The survey notes an explosion in channels such as video advertising, SMS, mobile apps, and native advertising/sponsored content, with proven channels such as emailers being used in conjunction with these.
Other channels included in the survey were websites, mobile (e.g., SMS, push notifications), social media marketing, display/banner ads, advertising on social platforms, organic search, paid search, and native advertising/sponsored content.
Over the past 12–18 months, 63% of all marketers say their companies have become more focused on expanding marketing efforts across channels and devices.
However, the survey advises that channel discussions should focus more on “how” than “how many”, which means being driven by customer journeys and paying special attention on coordinating marketing across channels, not just how many channels they touch.
The survey found that the best performing marketing strategies are 13 times more likely than underperformers to heavily coordinate their marketing efforts across these channels.
Marketers need to move away from the notion that that “digital” is for marketing purposes only while robust tech solutions or data driven interactions are for to business challenges only. The perception is that digital media such as social media is limited to the creative environment of marketing and advertising, while enterprise tech solutions such as order, billing, and delivery systems belong to the business world of finance and engineering.
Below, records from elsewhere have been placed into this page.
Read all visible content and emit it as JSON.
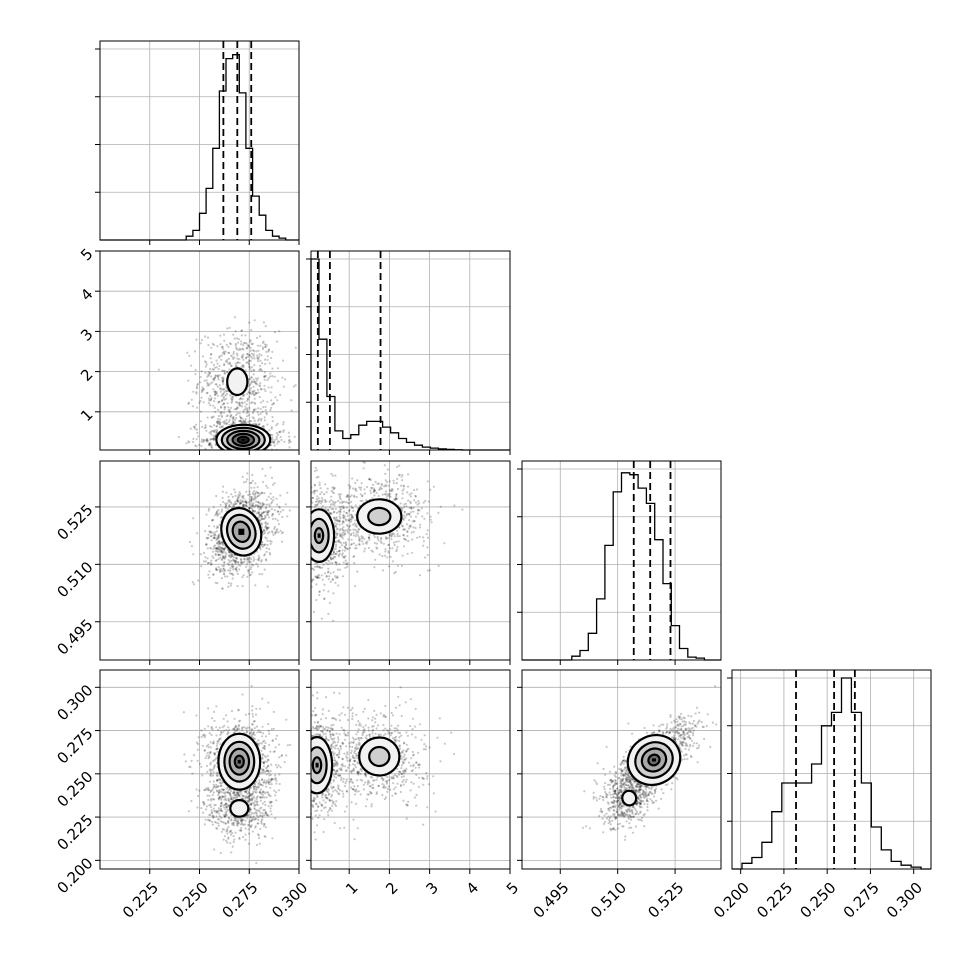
{
  "chart_data": {
    "type": "corner",
    "title": "",
    "parameters": [
      {
        "range": [
          0.2,
          0.3
        ],
        "ticks": [
          "0.225",
          "0.250",
          "0.275",
          "0.300"
        ],
        "tick_values": [
          0.225,
          0.25,
          0.275,
          0.3
        ],
        "histogram": [
          0,
          0,
          0,
          0,
          0,
          0,
          0,
          0,
          0,
          0,
          0,
          0,
          0,
          0.02,
          0.05,
          0.14,
          0.27,
          0.48,
          0.78,
          0.95,
          0.97,
          0.77,
          0.48,
          0.23,
          0.13,
          0.05,
          0.02,
          0.01,
          0,
          0
        ],
        "quantiles": [
          0.262,
          0.269,
          0.276
        ]
      },
      {
        "range": [
          0.05,
          5
        ],
        "ticks": [
          "1",
          "2",
          "3",
          "4",
          "5"
        ],
        "tick_values": [
          1,
          2,
          3,
          4,
          5
        ],
        "histogram": [
          1.0,
          0.58,
          0.28,
          0.1,
          0.06,
          0.08,
          0.13,
          0.15,
          0.15,
          0.12,
          0.09,
          0.06,
          0.04,
          0.025,
          0.015,
          0.01,
          0.006,
          0.003,
          0.001,
          0,
          0,
          0,
          0,
          0,
          0
        ],
        "quantiles": [
          0.22,
          0.52,
          1.78
        ]
      },
      {
        "range": [
          0.485,
          0.537
        ],
        "ticks": [
          "0.495",
          "0.510",
          "0.525"
        ],
        "tick_values": [
          0.495,
          0.51,
          0.525
        ],
        "histogram": [
          0,
          0,
          0,
          0,
          0,
          0,
          0.02,
          0.05,
          0.14,
          0.32,
          0.6,
          0.88,
          0.98,
          0.97,
          0.9,
          0.82,
          0.63,
          0.4,
          0.18,
          0.06,
          0.015,
          0.01,
          0,
          0
        ],
        "quantiles": [
          0.5142,
          0.5185,
          0.5238
        ]
      },
      {
        "range": [
          0.195,
          0.31
        ],
        "ticks": [
          "0.200",
          "0.225",
          "0.250",
          "0.275",
          "0.300"
        ],
        "tick_values": [
          0.2,
          0.225,
          0.25,
          0.275,
          0.3
        ],
        "histogram": [
          0,
          0.03,
          0.06,
          0.14,
          0.3,
          0.45,
          0.45,
          0.45,
          0.55,
          0.75,
          0.82,
          1.0,
          0.82,
          0.45,
          0.22,
          0.1,
          0.04,
          0.02,
          0.01,
          0
        ],
        "quantiles": [
          0.232,
          0.254,
          0.266
        ]
      }
    ],
    "pair_plots": [
      {
        "i": 1,
        "j": 0,
        "modes": [
          {
            "center": [
              0.269,
              1.75
            ],
            "sd": [
              0.0085,
              0.55
            ],
            "rho": 0,
            "weight": 0.45,
            "contours": [
              0.6
            ]
          },
          {
            "center": [
              0.272,
              0.3
            ],
            "sd": [
              0.009,
              0.25
            ],
            "rho": 0,
            "weight": 0.55,
            "contours": [
              0.3,
              0.6,
              0.9,
              1.2,
              1.5
            ]
          }
        ]
      },
      {
        "i": 2,
        "j": 0,
        "modes": [
          {
            "center": [
              0.271,
              0.5185
            ],
            "sd": [
              0.007,
              0.0045
            ],
            "rho": 0.3,
            "weight": 1.0,
            "contours": [
              0.6,
              1.0,
              1.4
            ]
          }
        ]
      },
      {
        "i": 2,
        "j": 1,
        "modes": [
          {
            "center": [
              0.25,
              0.5175
            ],
            "sd": [
              0.3,
              0.0055
            ],
            "rho": 0,
            "weight": 0.55,
            "contours": [
              0.35,
              0.8,
              1.25
            ]
          },
          {
            "center": [
              1.75,
              0.5225
            ],
            "sd": [
              0.55,
              0.0045
            ],
            "rho": 0,
            "weight": 0.45,
            "contours": [
              0.5,
              1.0
            ]
          }
        ]
      },
      {
        "i": 3,
        "j": 0,
        "modes": [
          {
            "center": [
              0.27,
              0.257
            ],
            "sd": [
              0.0075,
              0.0115
            ],
            "rho": 0,
            "weight": 0.65,
            "contours": [
              0.3,
              0.65,
              1.0,
              1.4
            ]
          },
          {
            "center": [
              0.27,
              0.23
            ],
            "sd": [
              0.0075,
              0.008
            ],
            "rho": 0,
            "weight": 0.35,
            "contours": [
              0.6
            ]
          }
        ]
      },
      {
        "i": 3,
        "j": 1,
        "modes": [
          {
            "center": [
              0.2,
              0.255
            ],
            "sd": [
              0.3,
              0.013
            ],
            "rho": 0,
            "weight": 0.55,
            "contours": [
              0.35,
              0.8,
              1.25
            ]
          },
          {
            "center": [
              1.75,
              0.26
            ],
            "sd": [
              0.5,
              0.011
            ],
            "rho": 0,
            "weight": 0.45,
            "contours": [
              0.5,
              1.0
            ]
          }
        ]
      },
      {
        "i": 3,
        "j": 2,
        "modes": [
          {
            "center": [
              0.5195,
              0.258
            ],
            "sd": [
              0.005,
              0.01
            ],
            "rho": 0.72,
            "weight": 0.7,
            "contours": [
              0.3,
              0.65,
              1.0,
              1.4
            ]
          },
          {
            "center": [
              0.513,
              0.236
            ],
            "sd": [
              0.003,
              0.007
            ],
            "rho": 0.3,
            "weight": 0.3,
            "contours": [
              0.6
            ]
          }
        ]
      }
    ],
    "xlabels": [
      "",
      "",
      "",
      ""
    ],
    "ylabels": [
      "",
      "",
      "",
      ""
    ],
    "grid": true,
    "legend": "none"
  }
}
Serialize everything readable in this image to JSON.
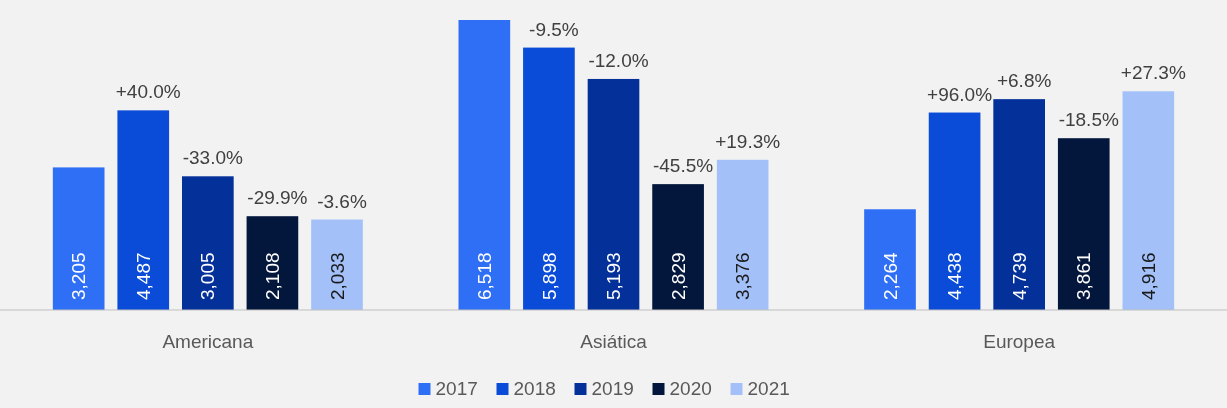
{
  "chart_data": {
    "type": "bar",
    "categories": [
      "Americana",
      "Asiática",
      "Europea"
    ],
    "series": [
      {
        "name": "2017",
        "color": "#2f6ff5",
        "values": [
          3205,
          6518,
          2264
        ],
        "value_labels": [
          "3,205",
          "6,518",
          "2,264"
        ]
      },
      {
        "name": "2018",
        "color": "#0a4bd8",
        "values": [
          4487,
          5898,
          4438
        ],
        "value_labels": [
          "4,487",
          "5,898",
          "4,438"
        ]
      },
      {
        "name": "2019",
        "color": "#04309a",
        "values": [
          3005,
          5193,
          4739
        ],
        "value_labels": [
          "3,005",
          "5,193",
          "4,739"
        ]
      },
      {
        "name": "2020",
        "color": "#03163c",
        "values": [
          2108,
          2829,
          3861
        ],
        "value_labels": [
          "2,108",
          "2,829",
          "3,861"
        ]
      },
      {
        "name": "2021",
        "color": "#a3c1f8",
        "values": [
          2033,
          3376,
          4916
        ],
        "value_labels": [
          "2,033",
          "3,376",
          "4,916"
        ]
      }
    ],
    "annotations": [
      "+40.0%",
      "-33.0%",
      "-29.9%",
      "-3.6%",
      "-9.5%",
      "-12.0%",
      "-45.5%",
      "+19.3%",
      "+96.0%",
      "+6.8%",
      "-18.5%",
      "+27.3%"
    ],
    "legend": "bottom"
  }
}
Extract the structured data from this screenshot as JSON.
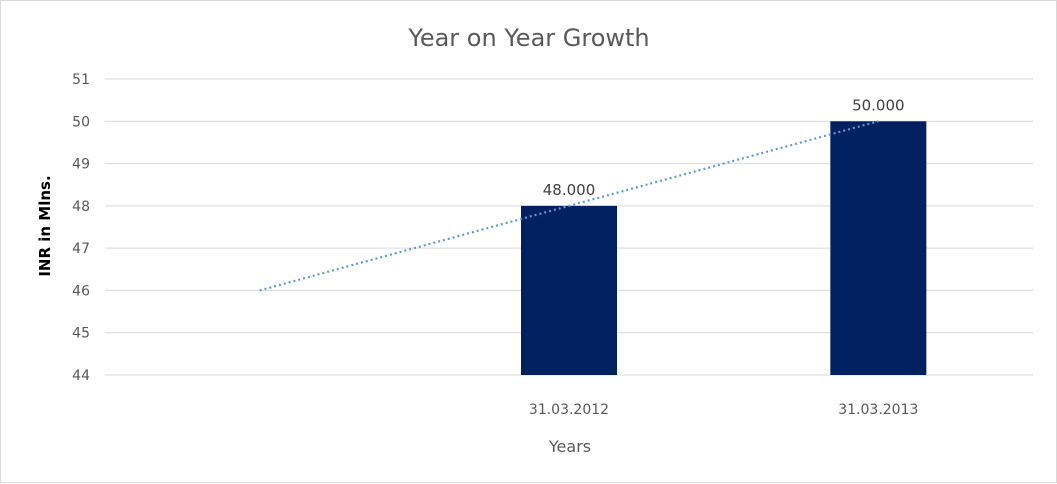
{
  "chart_data": {
    "type": "bar",
    "title": "Year on Year Growth",
    "xlabel": "Years",
    "ylabel": "INR in Mlns.",
    "categories": [
      "",
      "31.03.2012",
      "31.03.2013"
    ],
    "values": [
      null,
      48,
      50
    ],
    "data_labels": [
      "",
      "48.000",
      "50.000"
    ],
    "ylim": [
      44,
      51
    ],
    "yticks": [
      "44",
      "45",
      "46",
      "47",
      "48",
      "49",
      "50",
      "51"
    ],
    "grid": true,
    "legend": "none",
    "trendline": {
      "type": "linear",
      "style": "dotted",
      "values": [
        46,
        48,
        50
      ]
    },
    "colors": {
      "bar": "#002060",
      "trendline": "#5b9bd5",
      "grid": "#d9d9d9",
      "text": "#595959"
    }
  }
}
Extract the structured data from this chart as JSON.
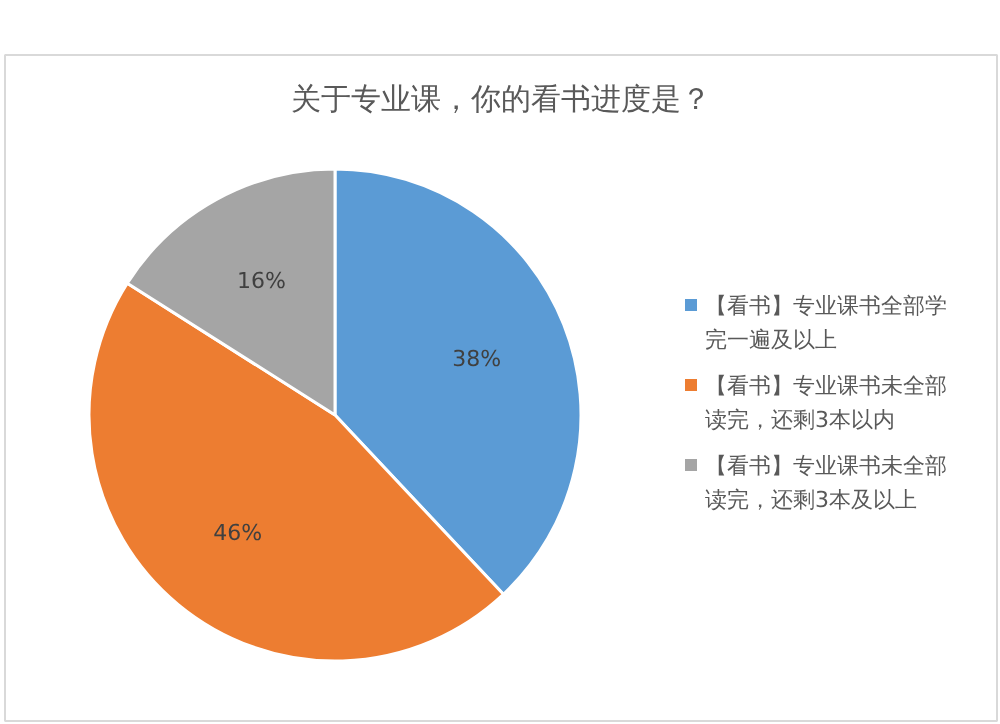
{
  "chart_data": {
    "type": "pie",
    "title": "关于专业课，你的看书进度是？",
    "categories": [
      "【看书】专业课书全部学完一遍及以上",
      "【看书】专业课书未全部读完，还剩3本以内",
      "【看书】专业课书未全部读完，还剩3本及以上"
    ],
    "values": [
      38,
      46,
      16
    ],
    "colors": [
      "#5b9bd5",
      "#ed7d31",
      "#a5a5a5"
    ],
    "value_labels": [
      "38%",
      "46%",
      "16%"
    ],
    "legend": "right"
  }
}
Instead of developing systems that reflect the business units responsible for them, the various tools need to be integrated into a seamless user experience from the initial experience of gaining awareness about a brand or offer, to placing an order, to tracking and all the way to delivery and after-sales service, regardless of the industry.
Creative messages should be developed so that they are reinforced at every touch point and user experience, internally and externally. So, a consumer, supplier and employee should all recognise the same brand characteristics as they shift from one ecosystem to another.
Globally, advertising groups such as WPP, Omnicom and Publicis are scrambling to protect their market share, not just from each other, but from emerging competition from business consultancies such as Accenture, PwC and Deloitte.
Digital transformation has brought with it a major shift in thinking away from the traditional view that advertising and communication agencies only deal with marketing issues, while consultancies are left to deal with business challenges.
Clients are looking for more integration of marketing and core business functionality and agencies are working hard to augment their existing creative offerings with new functionality such as data analytics tools, user experience solutions and business consultancy capabilities. In turn, consultancies are building creative capabilities through companies such as Accenture Interactive, PwC Digital Services, IBM iX and Deloitte Digital, leveraging off their established enterprise-wide consultancy businesses.
A time will come when emerging agencies, as a matter of pure necessity and to save themselves the pain of late adoption, will need to offer these cross-functional capabilities from the start. From its origins, Platinum Seed observed the early signs of this disruption and made a strategic decision to embody the philosophy of seamlessly marrying business tech with creativity into a single solution to address clients’ modern business and marketing challenges.